Most supporters of the proposed HSR work in other industries and rely on information provided by the multimillion dollar advertising campaigns from the CA HSRA.  The advertising companies don’t provide the staggering costs involved in building this type of antiquated heavy rail train system.  Average costs of building this type of heavy steel wheel on rail electric train is $70million per mile at grade (just laying the track on the ground), $150 million per mile elevated (17 ft above ground) and $300million per mile underground.

At the center of controversy is its cost.  Underlying cause of disputes about the costs is due to intended deception by particular politicians that felt the proposed project wouldn’t be supported by voters if its costs were honestly revealed.   This was seen when the original bond passed by a narrow margin in 2008.  That bond issue was for $9.1 billion to be spent on the HSR.  The HSRA arrived at their cost estimates ($25million spent by the HSRA to five separate transportation engineering consultant firms) by using the standard at grade cost estimate of building the 700 mile HSR project at $70million per mile; a total of $49billion.  It is mystifying that politicians would then sell the project to voters at $9.1billion.  Even with the unrealistic price tag of an at grade estimate the project was pushed to the voters at the deceptive rate of $9.1billion.  In the fine print of the 1A bond, the $49billion was mentioned, yet a definitive clarification where the lacking $40billion comes from has always remained void.     

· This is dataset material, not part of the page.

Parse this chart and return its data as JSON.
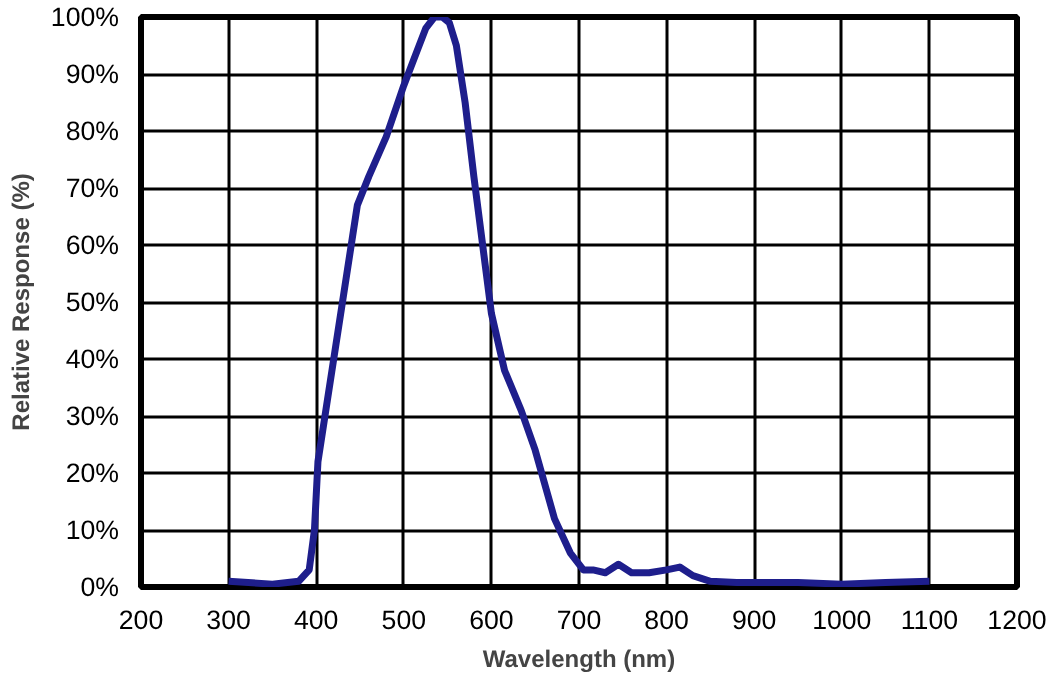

Points in the lawsuits against the HSRA show perverse conflicts to the original bond issue promised to voters.  The presiding judge agreed with the plaintiff and froze the bond issues from being released to the market.  HSRA current funds are a grant from the US Dept. of Transportation. 
  
At the May 2014 meeting the HSRA board also approved the section’s 15% cost increase.  The new estimate falls short of standard implementation costs for this type of system.  At its 15% increase, URS estimates are $8million per mile lower than a typical steel wheel on rail train systems of this type.  The newly approved EIR includes a cost estimate for the 112 mile segment at $7.13billion.  Typical systems cost $70million per mile.  For URS to suggest $62million per mile is a significant savings.  It is the opinion of this writer that URS has done an exemplary job in reducing costs, however, in knowing the general procedure of how the government operates; estimates are always obliterated by blueprint conflicts, unforeseen obstacles and errors which lead to massive cost overruns amounting to double and triple original cost estimates.   

It appears that the opinion of the HSRA says their only required mandate is to approve the phase one valley section EIR of the proposed project in order to begin the work.